Methods for measuring HbA1c are based on a variety of analytical principles such as the separation on the basis of charge (ion exchange chromatography in HPLC or mini-columns, electrophoresis), affinity binding of glycated haemoglobins (affinity chromatography) or immunoassays
. They rely on the use of a calibrator with values traceable to those provided by a reference system.
The EU Directive on In Vitro Diagnostic Medical Devices (IVD-MD) (Directive 98/79/EC) requires traceability of the assigned values of calibrants and control materials to reference measurement procedures and/or reference materials of higher order.

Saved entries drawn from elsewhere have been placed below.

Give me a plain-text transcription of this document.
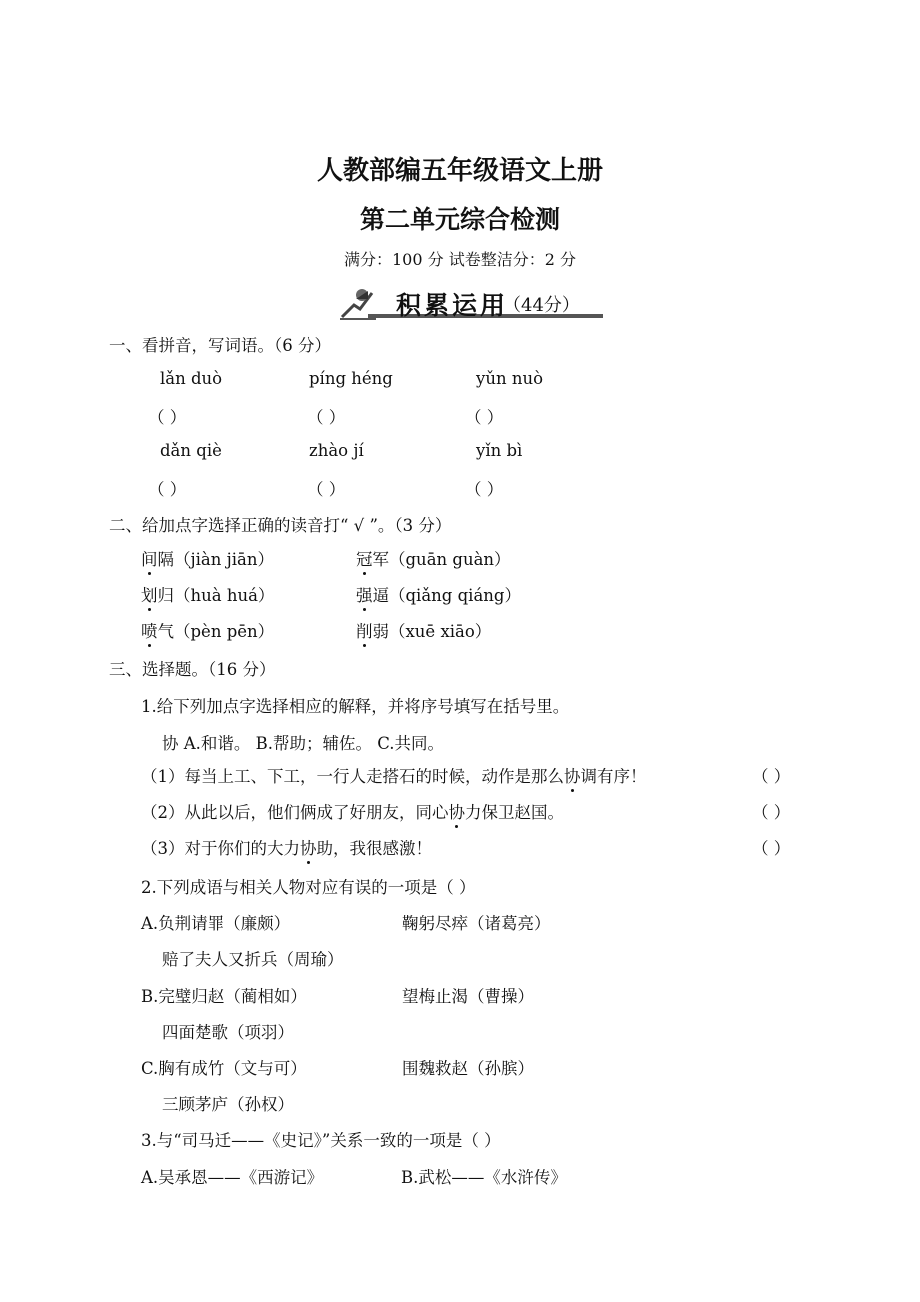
人教部编五年级语文上册
第二单元综合检测
满分：100 分 试卷整洁分：2 分
积累运用
（44分）
一、看拼音，写词语。（6 分）
lǎn duò	píng héng	yǔn nuò
（ ）	（ ）	（ ）
dǎn qiè	zhào jí	yǐn bì
（ ）	（ ）	（ ）
二、给加点字选择正确的读音打“ √ ”。（3 分）
间隔（jiàn jiān）	冠军（guān guàn）
划归（huà huá）	强逼（qiǎng qiáng）
喷气（pèn pēn）	削弱（xuē xiāo）
三、选择题。（16 分）
1.给下列加点字选择相应的解释，并将序号填写在括号里。
协 A.和谐。 B.帮助；辅佐。 C.共同。
（1）每当上工、下工，一行人走搭石的时候，动作是那么协调有序！	（ ）
（2）从此以后，他们俩成了好朋友，同心协力保卫赵国。	（ ）
（3）对于你们的大力协助，我很感激！	（ ）
2.下列成语与相关人物对应有误的一项是（ ）
A.负荆请罪（廉颇）	鞠躬尽瘁（诸葛亮）
赔了夫人又折兵（周瑜）
B.完璧归赵（蔺相如）	望梅止渴（曹操）
四面楚歌（项羽）
C.胸有成竹（文与可）	围魏救赵（孙膑）
三顾茅庐（孙权）
3.与“司马迁——《史记》”关系一致的一项是（ ）
A.吴承恩——《西游记》	B.武松——《水浒传》
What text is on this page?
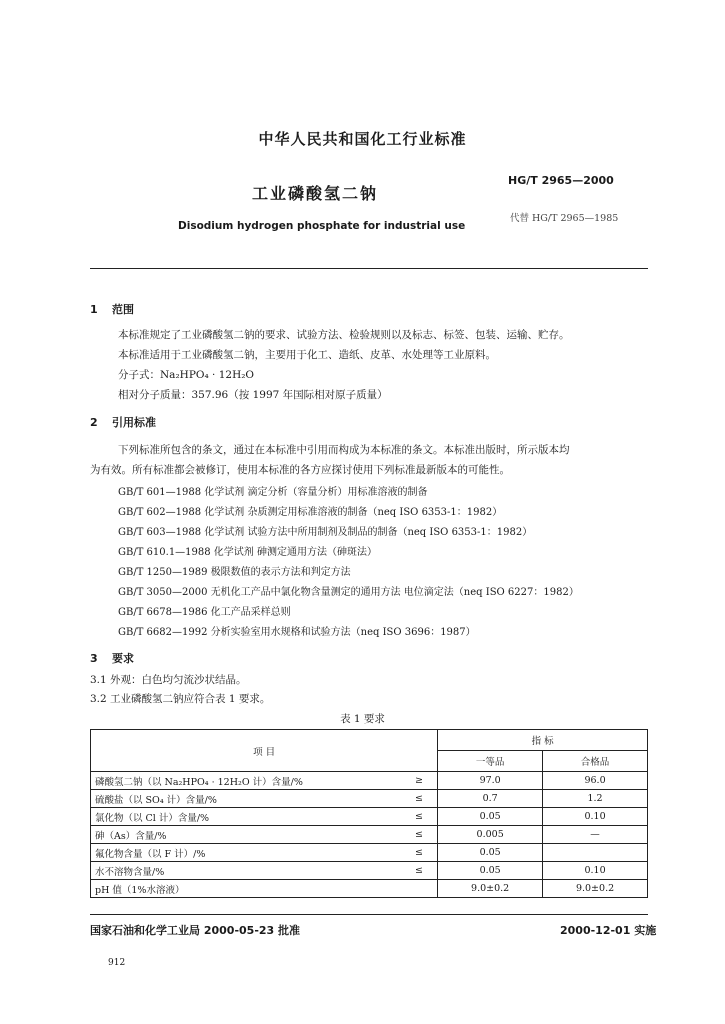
中华人民共和国化工行业标准
HG/T 2965—2000
工业磷酸氢二钠
代替 HG/T 2965—1985
Disodium hydrogen phosphate for industrial use
1 范围
本标准规定了工业磷酸氢二钠的要求、试验方法、检验规则以及标志、标签、包装、运输、贮存。
本标准适用于工业磷酸氢二钠，主要用于化工、造纸、皮革、水处理等工业原料。
分子式：Na₂HPO₄ · 12H₂O
相对分子质量：357.96（按 1997 年国际相对原子质量）
2 引用标准
下列标准所包含的条文，通过在本标准中引用而构成为本标准的条文。本标准出版时，所示版本均
为有效。所有标准都会被修订，使用本标准的各方应探讨使用下列标准最新版本的可能性。
GB/T 601—1988 化学试剂 滴定分析（容量分析）用标准溶液的制备
GB/T 602—1988 化学试剂 杂质测定用标准溶液的制备（neq ISO 6353-1：1982）
GB/T 603—1988 化学试剂 试验方法中所用制剂及制品的制备（neq ISO 6353-1：1982）
GB/T 610.1—1988 化学试剂 砷测定通用方法（砷斑法）
GB/T 1250—1989 极限数值的表示方法和判定方法
GB/T 3050—2000 无机化工产品中氯化物含量测定的通用方法 电位滴定法（neq ISO 6227：1982）
GB/T 6678—1986 化工产品采样总则
GB/T 6682—1992 分析实验室用水规格和试验方法（neq ISO 3696：1987）
3 要求
3.1 外观：白色均匀流沙状结晶。
3.2 工业磷酸氢二钠应符合表 1 要求。
表 1 要求
项 目		指 标	
		一等品	合格品
磷酸氢二钠（以 Na₂HPO₄ · 12H₂O 计）含量/%	≥	97.0	96.0
硫酸盐（以 SO₄ 计）含量/%	≤	0.7	1.2
氯化物（以 Cl 计）含量/%	≤	0.05	0.10
砷（As）含量/%	≤	0.005	—
氟化物含量（以 F 计）/%	≤	0.05	
水不溶物含量/%	≤	0.05	0.10
pH 值（1%水溶液）		9.0±0.2	9.0±0.2
国家石油和化学工业局 2000-05-23 批准	2000-12-01 实施
912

The IFCC Working Group on HbA1c Standardization has developed a reference measurement procedure. This method quantifies the cleaved N-terminal hexapeptide of the β-chain of haemoglobin. The glycated and non-glycated hexapeptides are first separated by HPLC and then quantified by mass spectrometry (HPLC-ESI/MS) or by UV detection after a second separation step by capillary electrophoresis (HPLC-CE/UV). The measurand is defined as HbA1c/(HbA1c + HbA0). Both detection systems give identical results when calibrated with mixtures of highly purified HbA0 and HbA1c. The performance of the reference measurement procedure was validated by a network of reference laboratories [5]. A modification of the procedure as described in [5] has been accepted by the IFCC network and is currently used by the IFCC network laboratories [6]. Several of the IFCC network laboratories are also listed as reference laboratories by the Joint Committee for Traceability in Laboratory Medicine (JCTLM).
ERM-AD500/IFCC consists of a set of 6 solutions with different amount-of-substance fractions of HbA1c. This material is intended to be used for the calibration of the IFCC reference method.
1.2 Choice of the material ERM-AD500/IFCC consists of a set of 6 ampoules each containing about 1 mg haemoglobin in approximately 30 µL buffer (50 mmol/L MES, 10 mmol/L KCN, 1 mmol/L EDTA, pH 6.2).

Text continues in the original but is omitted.